From how i understand joker's scoring, i would sum it up as a scale of clarity.
clarity would mean a lot of things.. i can probably list it down below..
1. details, how much can you hear, opposite of er.. well.. less detail (lol). i think he mentioned resolution.
2. focus, how solid is the note, opposite of fuzzy, smeared, related to muddiness.
3. fluidity, how effortless the sound is, or opposite of how constrained the sound is. also related to muddiness, dynamic range, strength of sound, etc.
4. imaging, also related to focus, but more on soundstage, positioning, separation, spatial room for each note, and so on.
taking into account of all the above.. the result is still clarity, how clean the music comes to be heard, or not.. a clean and smooth sounding iem will actually get higher score, a smooth sounding but muddy iem will get lesser score, a clean but harsh sounding iem will get points depending on how the harshness affects the flow of the sound, if it hampers the flow, it gets less, if its simply grainy or piercing or painful but still conveys the sound well, it will get marks depends on how the listener interprets the harshness, or how annoyed the person is.

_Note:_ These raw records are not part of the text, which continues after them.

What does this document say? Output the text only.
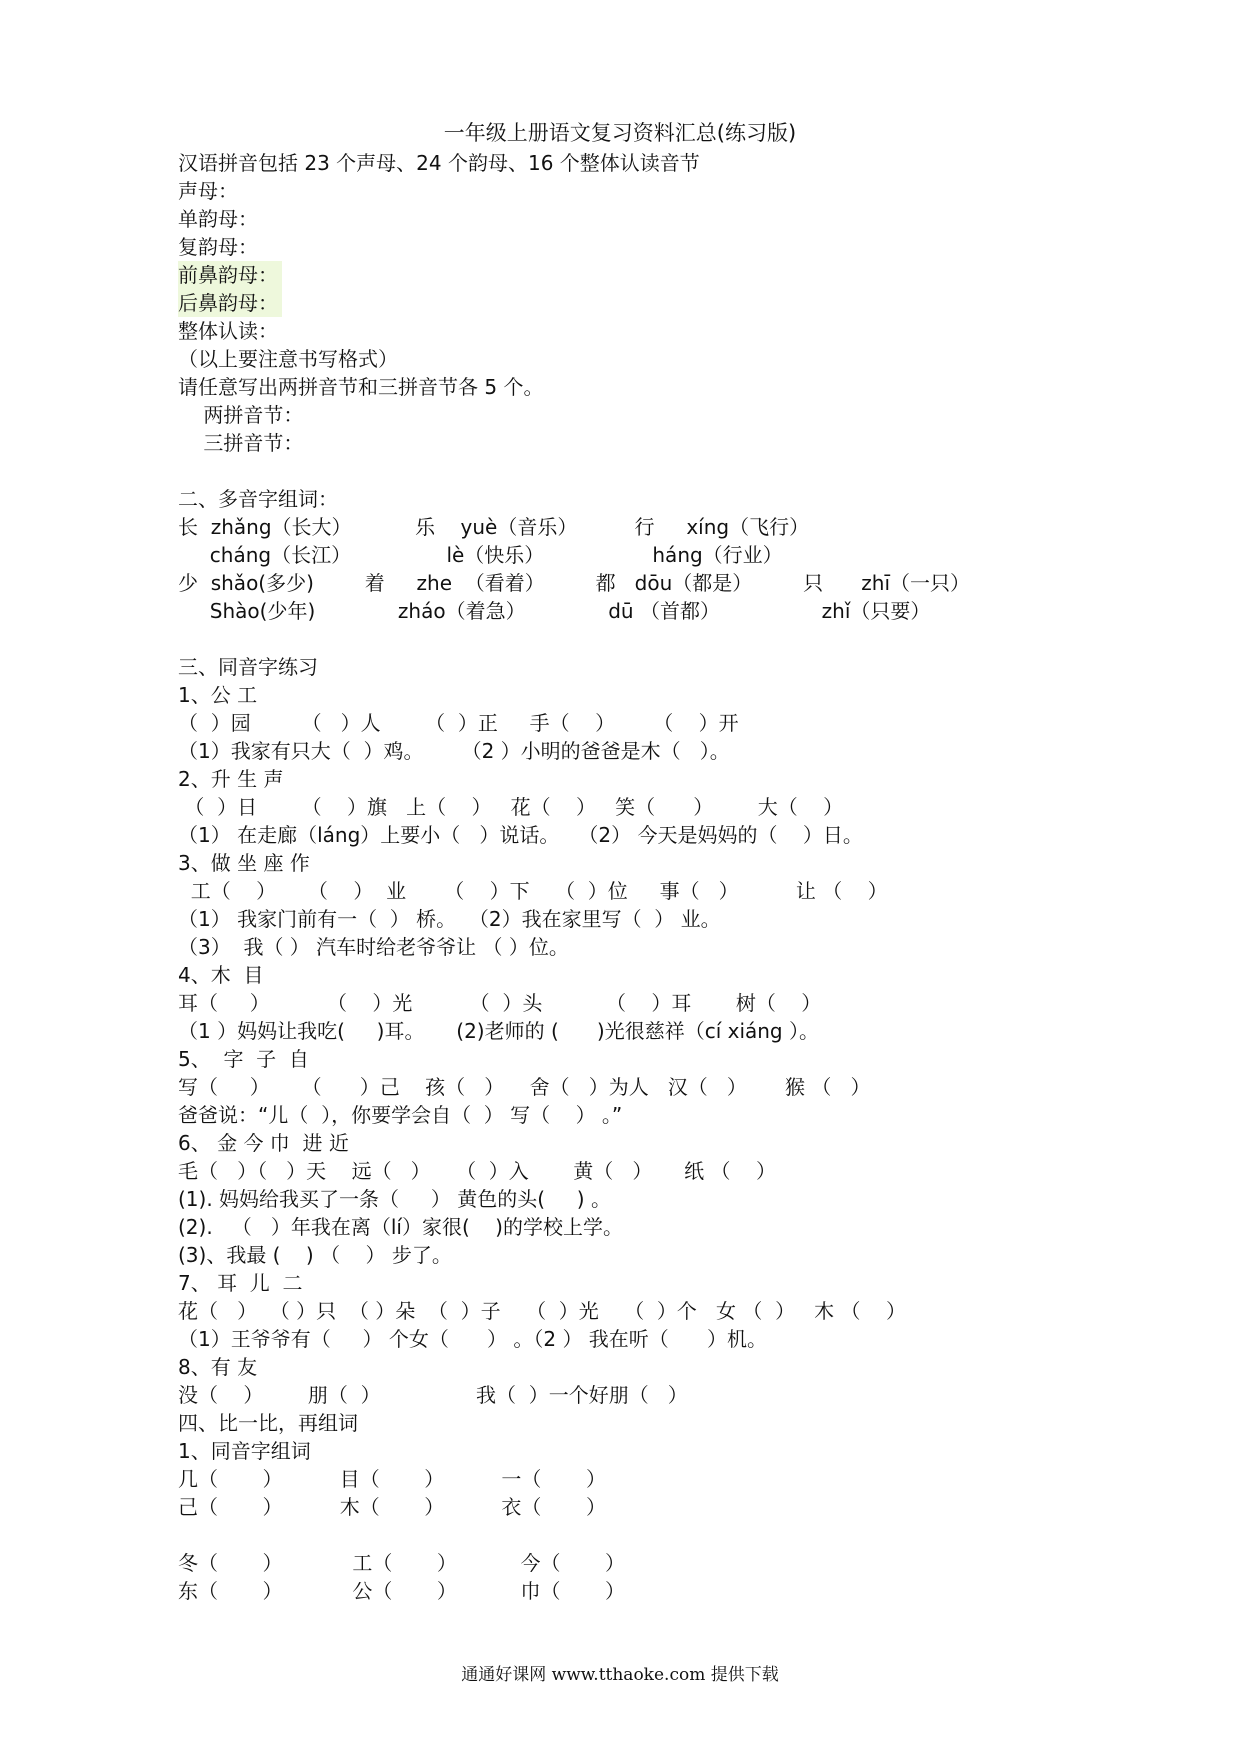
一年级上册语文复习资料汇总(练习版)
汉语拼音包括 23 个声母、24 个韵母、16 个整体认读音节
声母：
单韵母：
复韵母：
前鼻韵母：
后鼻韵母：
整体认读：
（以上要注意书写格式）
请任意写出两拼音节和三拼音节各 5 个。
两拼音节：
三拼音节：
二、多音字组词：
长  zhǎng（长大）          乐    yuè（音乐）         行     xíng（飞行）
cháng（长江）               lè（快乐）                 háng（行业）
少  shǎo(多少)        着     zhe  （看着）        都   dōu（都是）        只      zhī（一只）
Shào(少年)             zháo（着急）             dū （首都）                zhǐ（只要）
三、同音字练习
1、公 工
（  ）园        （   ）人       （  ）正     手（    ）      （    ）开
（1）我家有只大（  ）鸡。      （2 ）小明的爸爸是木（   ）。
2、升 生 声
（  ）日       （    ）旗   上（    ）   花（    ）   笑（      ）       大（    ）
（1） 在走廊（láng）上要小（   ）说话。   （2） 今天是妈妈的（    ）日。
3、做 坐 座 作
工（    ）     （    ）  业      （    ）下    （  ）位     事（   ）         让 （    ）
（1） 我家门前有一（  ） 桥。  （2）我在家里写（  ） 业。
（3）  我（ ） 汽车时给老爷爷让 （ ）位。
4、木  目
耳（     ）         （    ）光         （  ）头          （    ）耳       树（    ）
（1 ）妈妈让我吃(     )耳。     (2)老师的 (      )光很慈祥（cí xiáng ）。
5、  字  子  自
写（     ）     （      ）己    孩（   ）    舍（   ）为人   汉（   ）      猴 （   ）
爸爸说：“儿（  ），你要学会自（  ） 写（    ） 。”
6、 金 今 巾  进 近
毛（   ）（   ）天    远（   ）    （  ）入       黄（   ）     纸 （    ）
(1). 妈妈给我买了一条（     ） 黄色的头(     ) 。
(2).   （   ）年我在离（lí）家很(    )的学校上学。
(3)、我最 (    ) （    ） 步了。
7、 耳  儿  二
花（   ）  （ ）只  （ ）朵  （  ）子    （  ）光    （  ）个   女 （  ）   木 （    ）
（1）王爷爷有（     ） 个女（      ） 。（2 ） 我在听（      ）机。
8、有 友
没（    ）       朋（  ）               我（  ）一个好朋（   ）
四、比一比，再组词
1、同音字组词
几（       ）         目（       ）         一（       ）
己（       ）         木（       ）         衣（       ）
冬（       ）           工（       ）          今（       ）
东（       ）           公（       ）          巾（       ）
通通好课网 www.tthaoke.com 提供下载
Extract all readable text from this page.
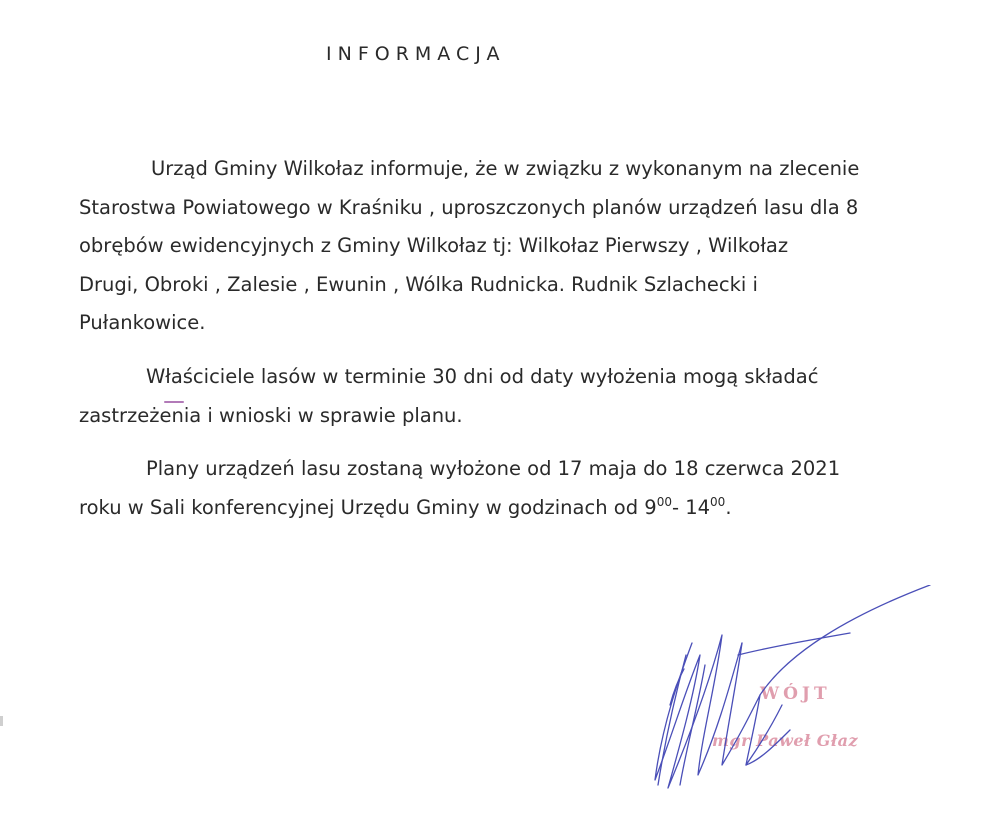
INFORMACJA
Urząd Gminy Wilkołaz informuje, że w związku z wykonanym na zlecenie
Starostwa Powiatowego w Kraśniku , uproszczonych planów urządzeń lasu dla 8
obrębów ewidencyjnych z Gminy Wilkołaz tj: Wilkołaz Pierwszy , Wilkołaz
Drugi, Obroki , Zalesie , Ewunin , Wólka Rudnicka. Rudnik Szlachecki i
Pułankowice.
Właściciele lasów w terminie 30 dni od daty wyłożenia mogą składać
zastrzeżenia i wnioski w sprawie planu.
Plany urządzeń lasu zostaną wyłożone od 17 maja do 18 czerwca 2021
roku w Sali konferencyjnej Urzędu Gminy w godzinach od $9^{00}-$ $14^{00}$.
WÓJT
mgr Paweł Głaz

there's still a lot more things to consider that will affect the sound of the iem, namely balance, presentation, impulse, body, decay, projection, and probably a whole lot more criteria (the glossary have lots anyways) but were not used when putting scores. Its possible that we will get a more accurate idea on where to rank the iems if we consider all 20+ criteria? 30+? dunno, never bothered, just like the lots here..
, score them, and average the whole lot, but we simply dont have enough resource, measuring tools, scale, or what not to do that, hence the huge bias in the simplified scale used by joker (its HIS reference scale anyways), and differs to other people's scale.
all in all, i found his comments and opinion valuable as a reference vs our own personal opinion, and that can actually give an idea on what to expect when trying out new iems.